Structure | Stress classification | Stress value | Assessment | Result |
Dryer body | Partial film stress | 176 | <1.5*125 | Failed |
Primary + secondary stress | 524.9 | > 3*125 | ||
Hollow paddle (a) | Partial film stress | 43 | <1.5*125 | Failed |
Primary + secondary stress | 422.5 | > 3*125 | ||
Hollow paddle (b) | Partial film stress | 42.31 | <1.5*125 | Failed |
Primary + secondary stress | 404.3 | > 3*125 |
Optimization design of paddle dryer
In view of the unsatisfactory strength of the above initial design structure, some improvements are needed. At the same time, due to the complicated structure of the main body of the dryer and the large number of design parameters, it is necessary to study the degree of the inferiority of the influence of these parameter changes on the equipment stress, and finally provide some suggestions for the optimization design of the strength of the dryer.
1. Optimized design of the main structure of the dryer
By comparing the second and third schemes with the scheme one, it can be found that the scheme 2 is the best, that is, increasing the wall thickness of the support pipe is more effective than increasing the wall thickness of the jacket to effectively improve the main body strength of the dryer.
2. Improved design of hollow blade of dryer
The improvement scheme and finite element calculation results of the two hollow blade structures of the dryer can be found that the increase of the thickness of the blade plays a major reinforcing role, and the thickness of the central axis can be reduced within a certain range.
In conclusion
As a new type of energy-saving dryer, the hollow blade dryer has been paid more and more attention, and the application field has expanded rapidly.
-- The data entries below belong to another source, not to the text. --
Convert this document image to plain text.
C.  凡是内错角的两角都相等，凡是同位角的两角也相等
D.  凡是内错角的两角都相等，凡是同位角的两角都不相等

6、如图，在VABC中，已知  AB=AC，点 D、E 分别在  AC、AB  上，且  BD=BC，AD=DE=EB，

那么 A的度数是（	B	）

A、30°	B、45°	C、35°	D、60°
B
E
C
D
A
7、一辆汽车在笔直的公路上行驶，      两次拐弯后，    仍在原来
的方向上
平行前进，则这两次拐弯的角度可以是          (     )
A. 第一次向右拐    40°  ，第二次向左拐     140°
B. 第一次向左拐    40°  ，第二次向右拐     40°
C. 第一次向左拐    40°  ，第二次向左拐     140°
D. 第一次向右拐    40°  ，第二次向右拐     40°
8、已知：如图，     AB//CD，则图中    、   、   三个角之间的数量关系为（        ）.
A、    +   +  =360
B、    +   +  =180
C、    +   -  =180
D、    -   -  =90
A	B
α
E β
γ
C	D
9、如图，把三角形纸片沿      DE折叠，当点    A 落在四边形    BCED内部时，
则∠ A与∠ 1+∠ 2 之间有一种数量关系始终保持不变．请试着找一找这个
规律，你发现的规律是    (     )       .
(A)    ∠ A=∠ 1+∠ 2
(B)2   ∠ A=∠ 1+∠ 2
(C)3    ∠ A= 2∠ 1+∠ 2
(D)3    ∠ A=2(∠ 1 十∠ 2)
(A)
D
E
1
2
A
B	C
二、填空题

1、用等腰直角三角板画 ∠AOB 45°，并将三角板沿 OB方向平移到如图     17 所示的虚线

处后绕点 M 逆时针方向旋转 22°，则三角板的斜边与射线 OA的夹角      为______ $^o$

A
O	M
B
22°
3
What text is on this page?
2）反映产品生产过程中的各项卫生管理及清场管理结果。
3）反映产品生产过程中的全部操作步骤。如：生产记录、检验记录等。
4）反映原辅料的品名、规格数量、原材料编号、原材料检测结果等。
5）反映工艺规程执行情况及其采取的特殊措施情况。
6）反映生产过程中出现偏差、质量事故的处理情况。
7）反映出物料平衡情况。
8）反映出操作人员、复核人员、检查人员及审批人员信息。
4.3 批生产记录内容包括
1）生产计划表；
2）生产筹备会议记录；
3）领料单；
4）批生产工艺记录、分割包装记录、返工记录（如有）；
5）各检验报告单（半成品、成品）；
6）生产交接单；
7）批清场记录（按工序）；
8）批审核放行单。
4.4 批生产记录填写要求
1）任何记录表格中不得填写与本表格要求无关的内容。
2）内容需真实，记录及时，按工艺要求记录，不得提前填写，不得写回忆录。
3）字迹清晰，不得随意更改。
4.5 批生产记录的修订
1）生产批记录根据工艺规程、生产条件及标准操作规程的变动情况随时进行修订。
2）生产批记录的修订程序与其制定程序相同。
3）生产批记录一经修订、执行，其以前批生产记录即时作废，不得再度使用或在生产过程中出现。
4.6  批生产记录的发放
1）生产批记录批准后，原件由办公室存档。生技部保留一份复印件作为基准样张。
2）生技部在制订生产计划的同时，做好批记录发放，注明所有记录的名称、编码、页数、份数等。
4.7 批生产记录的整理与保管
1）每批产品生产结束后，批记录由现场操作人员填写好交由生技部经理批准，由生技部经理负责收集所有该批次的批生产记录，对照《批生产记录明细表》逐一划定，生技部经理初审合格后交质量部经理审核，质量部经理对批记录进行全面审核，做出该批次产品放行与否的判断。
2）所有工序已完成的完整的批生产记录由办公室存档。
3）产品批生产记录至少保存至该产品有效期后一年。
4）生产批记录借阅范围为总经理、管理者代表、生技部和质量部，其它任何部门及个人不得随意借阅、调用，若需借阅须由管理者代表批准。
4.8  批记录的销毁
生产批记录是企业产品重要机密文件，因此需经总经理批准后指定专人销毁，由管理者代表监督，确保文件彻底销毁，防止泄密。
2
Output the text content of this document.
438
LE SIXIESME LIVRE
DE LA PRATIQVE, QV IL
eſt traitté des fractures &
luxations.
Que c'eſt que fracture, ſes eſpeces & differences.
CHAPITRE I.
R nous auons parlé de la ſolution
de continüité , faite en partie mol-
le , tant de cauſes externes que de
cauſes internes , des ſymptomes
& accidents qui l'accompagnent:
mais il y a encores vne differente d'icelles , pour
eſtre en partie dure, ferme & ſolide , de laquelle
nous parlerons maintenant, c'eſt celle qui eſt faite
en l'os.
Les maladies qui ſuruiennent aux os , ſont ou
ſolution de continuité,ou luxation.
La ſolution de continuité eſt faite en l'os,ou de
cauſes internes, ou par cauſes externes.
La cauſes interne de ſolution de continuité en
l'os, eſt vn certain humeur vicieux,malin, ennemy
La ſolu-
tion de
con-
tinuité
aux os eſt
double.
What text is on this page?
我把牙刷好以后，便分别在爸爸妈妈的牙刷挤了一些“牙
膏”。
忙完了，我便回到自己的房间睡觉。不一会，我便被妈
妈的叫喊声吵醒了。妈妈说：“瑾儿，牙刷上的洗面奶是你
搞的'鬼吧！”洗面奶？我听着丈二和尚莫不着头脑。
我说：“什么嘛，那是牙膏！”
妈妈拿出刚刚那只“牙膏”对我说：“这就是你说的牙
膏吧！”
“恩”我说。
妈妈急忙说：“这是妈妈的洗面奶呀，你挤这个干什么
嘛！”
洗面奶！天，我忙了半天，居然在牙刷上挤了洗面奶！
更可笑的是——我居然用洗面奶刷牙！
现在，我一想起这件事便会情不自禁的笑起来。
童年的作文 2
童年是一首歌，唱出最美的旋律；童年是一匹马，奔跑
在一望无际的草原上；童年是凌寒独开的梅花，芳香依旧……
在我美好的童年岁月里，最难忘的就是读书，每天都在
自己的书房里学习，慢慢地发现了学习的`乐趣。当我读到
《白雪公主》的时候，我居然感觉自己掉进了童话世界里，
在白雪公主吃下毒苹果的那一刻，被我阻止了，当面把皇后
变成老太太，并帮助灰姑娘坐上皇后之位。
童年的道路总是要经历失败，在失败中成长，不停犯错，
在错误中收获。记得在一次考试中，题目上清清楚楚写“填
It has prompted designers to deeply study the optimization design of the dryer structure and further develop the reliability, rationality and economy of the equipment.
In this paper, the finite element method is used to analyze the stress intensity of the main components of the hollow blade dryer, such as the main body and the blade section, and the optimization design of the equipment strength is preliminarily carried out. Some useful suggestions are put forward:
(1) Increasing the wall thickness of the support pipe to increase the wall thickness of the jacket can more effectively improve the strength of the dryer body.
(2) The increase in the thickness of the blade plays a major reinforcing role, and the thickness of the central axis is correspondingly reduced under the permission conditions.